Example 2: Alex wants to create a rectangular photo frame that has a boundary length of 10 feet. How long and wide should the photo frame be to give it the most area?
Solution:
The perimeter is given as 10 feet.
P = 2 \(\times\)(l + w) = 10 feet
Now we need to get the maximum area for a given perimeter. Try playing around with different length and width dimensions such that the perimeter is the same but you get different areas. You can see that the maximum area is obtained when the length and width are equal to each other.
So l = w,
P = 2 \(\times\)(l + l) = 2 \(\times\)2l = 4 \(\times\) l
4 \(\times\) l = 10
l =\(\frac{10}{4}\) = 2.5 feet
Area of the rectangle = length (l) \(\times\) width (w)
= 2.5 \(\times\) 2.5 = 6.25 square feet
Hence, Alex should make the photo frame 2.5 feet long and 2.5 feet wide.
Example 3: Find the perimeter and area of the given rectangle. Make a new rectangle with the same area as the first. Which rectangle has the greater perimeter?
Solution:
Area of the rectangle = length (l) \(\times\) width (w)
= 5 \(\times\) 3
= 15\(m^2\)
Perimeter of the rectangle = length + width + length + width
= 5 + 3 + 5 + 3
= 16\(m\)
The rectangle below has the same area, 15 m2, but the perimeter will be different:
Area of the rectangle = length (l) \(\times\) width (w)
= 6 \(\times\) 2.5
= 15\(m^2\)
Perimeter of the rectangle = length + width + length + width
= 6 + 6 + 2.5 + 2.5
= 17\(m\)
Hence, the second rectangle has a bigger perimeter than the first one.
Example 4: James has 400 square foam tiles that are one-foot-long and one-foot-wide. He wants to use all of the tiles to create a rectangular exercise space. How long and wide should he make the exercise area in order to have the smallest perimeter possible?
Solution:
First, let us find the area of the space. There are 400 one-foot long and one-foot-wide tiles, so no matter how they are arranged, the area is going to be 400 \(\times\) 1 \(\times\) 1 = 400 square feet.
Now we need to get the least perimeter for a given area.
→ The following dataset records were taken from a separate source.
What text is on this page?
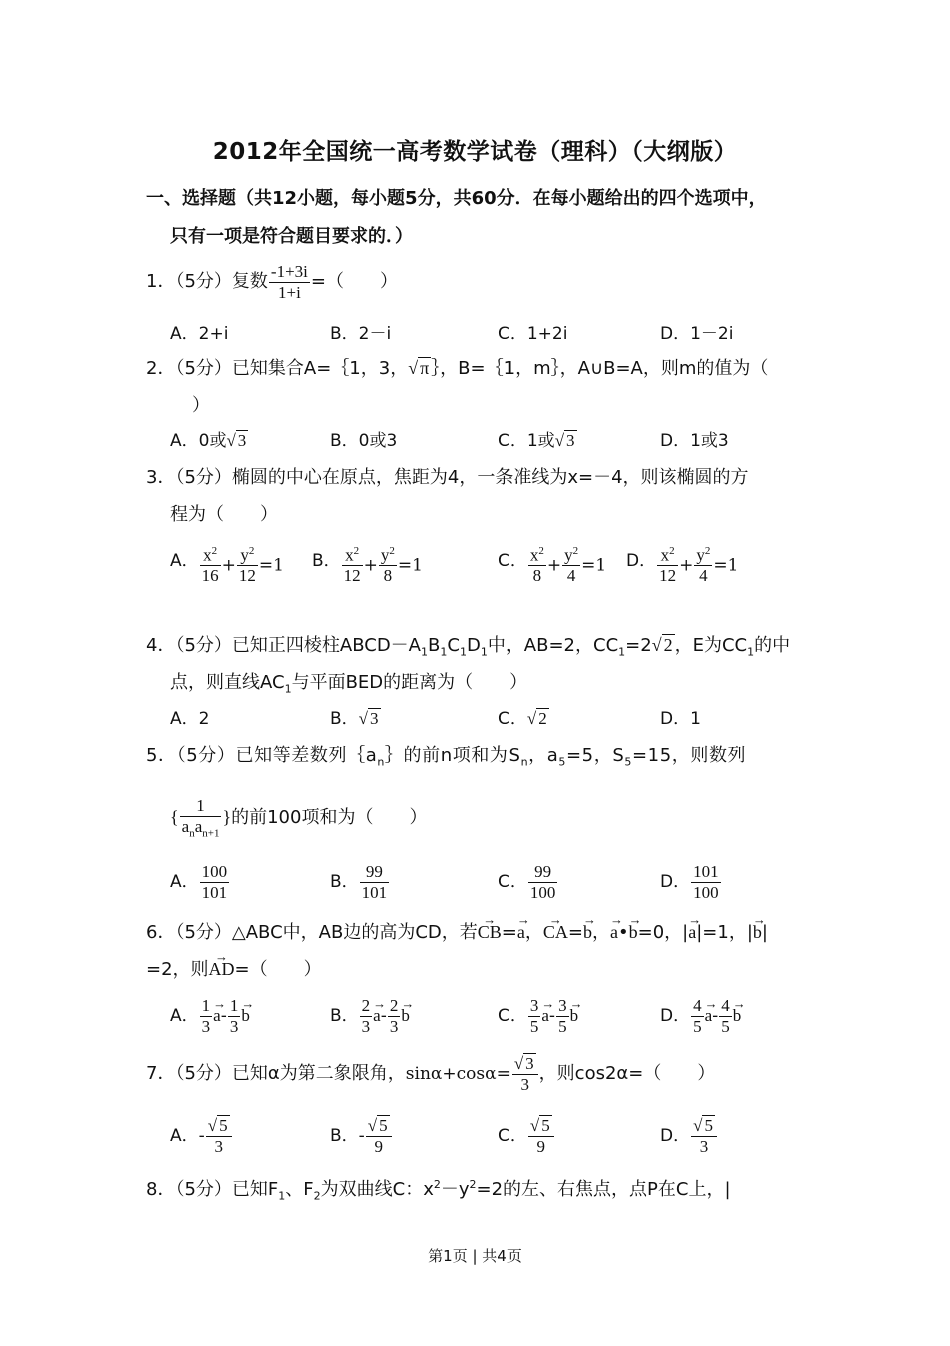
2012年全国统一高考数学试卷（理科）（大纲版）
一、选择题（共12小题，每小题5分，共60分．在每小题给出的四个选项中，
只有一项是符合题目要求的．）
1．（5分）复数 $\frac{-1+3i}{1+i}$ =（　　）
A．2+i	B．2－i	C．1+2i	D．1－2i
2．（5分）已知集合A=｛1，3，√ π ｝，B=｛1，m｝，A∪B=A，则m的值为（
）
A．0或√ 3	B．0或3	C．1或√ 3	D．1或3
3．（5分）椭圆的中心在原点，焦距为4，一条准线为x=－4，则该椭圆的方
程为（　　）
A． $\frac{x^2}{16} + \frac{y^2}{12} =1$ B． $\frac{x^2}{12} + \frac{y^2}{8} =1$	C． $\frac{x^2}{8} + \frac{y^2}{4} =1$ D． $\frac{x^2}{12} + \frac{y^2}{4} =1$
4．（5分）已知正四棱柱$ABCD-A_1B_1C_1D_1$中，AB=2，$CC_1=2√$ 2 ，E为$CC_1$的中
点，则直线$AC_1$与平面BED的距离为（　　）
A．2	B．√ 3	C．√ 2	D．1
5．（5分）已知等差数列$\{a_n\}$的前n项和为$S_n$，$a_5=5$，$S_5=15$，则数列
{ $\frac{1}{a_na_{n+1}}$ }的前100项和为（　　）
A． $\frac{100}{101}$	B． $\frac{99}{101}$	C． $\frac{99}{100}$	D． $\frac{101}{100}$
6．（5分）△ABC中，AB边的高为CD，若→ CB=→ a，→ CA=→ b，→ a•→ b=0，|→ a|=1，|→ b|
=2，则→ AD=（　　）
A． $\frac{1}{3}$
→ $a- \frac{1}{3}$
→ b	B． $\frac{2}{3}$
→ $a- \frac{2}{3}$
→ b	C． $\frac{3}{5}$
→ $a- \frac{3}{5}$
→ b	D． $\frac{4}{5}$
→ $a- \frac{4}{5}$
→ b
7．（5分）已知α为第二象限角，$\sin\alpha+\cos\alpha= \frac{√ 3}{3}$ ，则cos2α=（　　）
A．- $\frac{√ 5}{3}$	B．- $\frac{√ 5}{9}$	C． $\frac{√ 5}{9}$	D． $\frac{√ 5}{3}$
8．（5分）已知$F_1$、$F_2$为双曲线C：$x^2-y^2=2$的左、右焦点，点P在C上，|
第1页 | 共4页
Try playing around with different length and width dimensions such that the area is the same but you get different perimeters. You can see that the smallest perimeter is obtained when both the length and width of the rectangle are equal to each other.
So, Area = l \(\times\) w = 400
When l = w,
A = l \(\times\) l = 400
We know that 20 \(\times\) 20 = 400. So l = 20 feet
That is, the length and width of the rectangular exercise space are 20 feet.
Perimeter of the rectangle = length + width + length + width
= 20 + 20 + 20 + 20
= 80\(m\)
Hence, James should make the rectangular exercise space 20 meters long and 20 meters wide.
In our daily lives, we use area and perimeter for a variety of purposes. For example, we must know the floor area of a house before purchasing it, and we must know the perimeter of the garden before purchasing a wire to fence it.
To begin with, the area of a shape is its surface area or the flat space it covers, whereas the perimeter of a shape is the distance around its boundary. Secondly, the perimeter is measured in linear units, while the area is measured in square units.
Yes, a square is considered a rectangle because it has all of the properties of a rectangle, including all four interior angles being 90 degrees, opposite sides being parallel and equal, and two equal diagonals bisecting each other. So, all squares are rectangles, but all rectangles are not squares. When the adjacent sides of the rectangle are equal, it is considered a square.